Würde Leighton mehr von mir halten, als eine beste Freundin, dann würde er den Part übernehmen und mir die Tür aufhalten.
Doch das hatte er bis jetzt noch nie gemacht, auch hatte er mich nie mit dieser eindringlichen Geduld angeblickt, wie Arthur.
"Was hast du eigentlich geträumt?" fragte ich Leighton beiläufig auf dem Weg zur Schule und versenkte meine zitternden Hände in meine warmen Manteltaschen.
"Wie?" harkte Leighton nach.
"Naja was du geträumt hast." wiederholte ich.
"Warum willst du das wissen?" lachte Leighton auf und ich spürte, wie sich seine Laune dem kalten Wetter um uns herum anglich.
"Weil... weil...."
Ich spürte meine Wangen rot werden.
Leighton wirkte absolut nicht so als wüsste er, was er im Schlaf getan hatte.
"Weil du extrem Unruhig geschlafen hast." zauberte ich mir zusammen.
Das Leighton im Schlaf zuckte und mir manchmal blaue Flecke tritt, das war nicht selten, hatte sich jedoch in dem vergangenen Jahr etwas beruhigt.
"Ich hab nichts geträumt, Kaileigh. Ich wusste nicht mal dass ich eingeschlafen bin, bis dein Wecker geklingelt hat und es aufeinmal hell war."
Ich glaubte ihm. Er zögerte bei seiner Antwort nicht, stotterte nicht und redete in fester und sicherer Stimme, die mit seiner sinkenden guten Laune an Gefühl und leben verlor. Irgendwie machte es das nur noch schlimmer jetzt allein mit Leighton zu sein.
Er wusste wirklich nicht was er getan hatte.
Nicht dass mir sein Schlafkuss etwas bedeutet hatte, es brachte für mich eben nur einen riesen Riss in unsere stabile Freundschaft, denn sollte es wirklich so sein, dass ich ihm mehr bedeutete, dann hätte er doch schon lange mit mir darüber geredet.
Bisher konnten wir immer über alles ohne jegliche Probleme reden, wobei das Thema Beziehungen und Liebe immer auf einer gewissen Distanz blieb.
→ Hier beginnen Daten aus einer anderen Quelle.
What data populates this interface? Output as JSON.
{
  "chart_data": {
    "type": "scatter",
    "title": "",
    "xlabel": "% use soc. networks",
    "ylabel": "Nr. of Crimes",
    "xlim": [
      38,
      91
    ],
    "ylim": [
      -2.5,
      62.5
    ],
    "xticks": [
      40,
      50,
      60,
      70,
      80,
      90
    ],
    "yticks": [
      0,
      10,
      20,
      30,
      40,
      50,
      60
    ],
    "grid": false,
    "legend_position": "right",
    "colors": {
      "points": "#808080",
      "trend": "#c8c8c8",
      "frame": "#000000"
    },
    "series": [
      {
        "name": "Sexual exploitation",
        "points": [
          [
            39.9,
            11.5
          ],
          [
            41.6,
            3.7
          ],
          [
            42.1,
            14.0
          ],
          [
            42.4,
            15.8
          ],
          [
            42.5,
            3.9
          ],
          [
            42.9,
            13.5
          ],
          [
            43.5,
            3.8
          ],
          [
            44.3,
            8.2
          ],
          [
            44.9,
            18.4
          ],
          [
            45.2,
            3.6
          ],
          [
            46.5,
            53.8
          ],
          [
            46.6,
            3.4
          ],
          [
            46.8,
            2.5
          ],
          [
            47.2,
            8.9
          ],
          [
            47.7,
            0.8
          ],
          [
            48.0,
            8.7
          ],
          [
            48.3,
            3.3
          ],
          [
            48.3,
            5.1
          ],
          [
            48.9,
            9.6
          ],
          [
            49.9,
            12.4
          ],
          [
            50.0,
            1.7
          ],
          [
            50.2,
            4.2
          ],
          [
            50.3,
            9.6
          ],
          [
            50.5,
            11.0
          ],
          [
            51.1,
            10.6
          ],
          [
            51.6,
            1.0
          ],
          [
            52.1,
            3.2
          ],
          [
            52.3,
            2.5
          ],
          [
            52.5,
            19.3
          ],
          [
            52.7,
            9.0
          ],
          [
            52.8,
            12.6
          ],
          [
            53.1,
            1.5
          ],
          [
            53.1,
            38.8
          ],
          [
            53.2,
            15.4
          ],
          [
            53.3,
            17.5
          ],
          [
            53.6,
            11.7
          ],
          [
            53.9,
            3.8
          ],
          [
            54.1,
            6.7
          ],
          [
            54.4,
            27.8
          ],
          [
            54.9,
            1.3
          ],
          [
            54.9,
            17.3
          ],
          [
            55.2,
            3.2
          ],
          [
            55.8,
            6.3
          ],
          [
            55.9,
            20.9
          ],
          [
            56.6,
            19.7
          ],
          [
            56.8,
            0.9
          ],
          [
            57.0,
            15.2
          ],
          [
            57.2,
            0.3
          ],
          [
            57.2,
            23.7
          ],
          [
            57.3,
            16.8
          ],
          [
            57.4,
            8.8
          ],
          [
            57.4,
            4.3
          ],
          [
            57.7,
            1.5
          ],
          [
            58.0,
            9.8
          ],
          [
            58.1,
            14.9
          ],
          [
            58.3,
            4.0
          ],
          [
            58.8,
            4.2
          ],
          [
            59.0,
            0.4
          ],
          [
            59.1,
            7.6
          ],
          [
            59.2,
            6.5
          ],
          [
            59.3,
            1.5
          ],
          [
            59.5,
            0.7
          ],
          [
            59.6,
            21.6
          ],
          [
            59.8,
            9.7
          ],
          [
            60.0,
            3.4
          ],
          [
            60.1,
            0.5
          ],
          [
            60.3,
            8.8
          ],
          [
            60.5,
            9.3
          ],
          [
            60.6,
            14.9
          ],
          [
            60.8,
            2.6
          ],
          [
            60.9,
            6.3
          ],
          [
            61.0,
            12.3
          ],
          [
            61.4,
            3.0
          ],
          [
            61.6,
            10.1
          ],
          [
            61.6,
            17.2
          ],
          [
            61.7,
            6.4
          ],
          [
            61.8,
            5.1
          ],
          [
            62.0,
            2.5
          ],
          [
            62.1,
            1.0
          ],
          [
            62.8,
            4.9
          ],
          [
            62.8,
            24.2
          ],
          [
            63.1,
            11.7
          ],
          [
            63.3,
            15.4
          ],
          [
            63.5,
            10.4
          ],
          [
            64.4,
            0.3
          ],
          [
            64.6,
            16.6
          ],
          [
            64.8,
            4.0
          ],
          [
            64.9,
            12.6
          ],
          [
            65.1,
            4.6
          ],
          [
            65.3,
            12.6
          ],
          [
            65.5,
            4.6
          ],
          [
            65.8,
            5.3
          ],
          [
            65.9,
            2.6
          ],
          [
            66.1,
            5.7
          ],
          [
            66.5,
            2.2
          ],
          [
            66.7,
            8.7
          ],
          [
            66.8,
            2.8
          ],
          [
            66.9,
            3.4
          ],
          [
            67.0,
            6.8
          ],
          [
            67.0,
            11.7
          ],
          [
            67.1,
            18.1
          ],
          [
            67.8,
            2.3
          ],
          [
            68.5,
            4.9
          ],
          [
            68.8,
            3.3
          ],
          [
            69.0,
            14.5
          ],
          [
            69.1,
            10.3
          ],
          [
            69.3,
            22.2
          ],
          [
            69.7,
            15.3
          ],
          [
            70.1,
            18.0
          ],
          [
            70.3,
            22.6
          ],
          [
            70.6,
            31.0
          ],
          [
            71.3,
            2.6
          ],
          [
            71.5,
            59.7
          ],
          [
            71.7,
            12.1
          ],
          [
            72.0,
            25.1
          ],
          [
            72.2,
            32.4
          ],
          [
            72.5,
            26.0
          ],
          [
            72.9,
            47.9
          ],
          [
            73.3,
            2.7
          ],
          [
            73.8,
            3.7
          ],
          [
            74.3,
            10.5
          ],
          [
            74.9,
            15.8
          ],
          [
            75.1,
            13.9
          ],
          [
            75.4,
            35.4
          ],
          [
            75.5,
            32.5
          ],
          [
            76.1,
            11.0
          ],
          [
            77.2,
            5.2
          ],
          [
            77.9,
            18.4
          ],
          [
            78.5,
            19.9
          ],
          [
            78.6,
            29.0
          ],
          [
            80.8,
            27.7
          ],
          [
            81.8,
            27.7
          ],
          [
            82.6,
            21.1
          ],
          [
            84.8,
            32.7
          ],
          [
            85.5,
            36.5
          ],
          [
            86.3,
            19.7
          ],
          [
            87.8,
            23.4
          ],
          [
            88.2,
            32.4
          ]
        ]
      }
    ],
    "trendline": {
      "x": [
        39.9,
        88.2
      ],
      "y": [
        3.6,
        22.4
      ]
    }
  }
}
Dafür hatte ich Celine und er Monty.
Andererseits hatte ich mit ihm auch nie über meine Gefühle für Arthur geredet, wieso erübrigte sich von selbst, aber wäre alles anders gekommen, dann wäre Leight vielleicht der erste gewesen, der nach mir selbst, davon erfahren hätte.
"Kaileigh?"
Leightons Selbstbewusstsein war auf einmal komplett abgeklappt.
"Ich habe angst meinen Eltern wieder gegenüber zu treten." ging es ihm ganz plötzlich durch den Kopf. „Das es etwas neues ist, dass ich einfach über Nacht verschwinde, das ist es nicht. Aber ich habe das verdammte Gefühl, dass mir nicht nur der Mann fremd vorkommt, der mich aufgezogen hat, sondern auch meine eigene Mutter."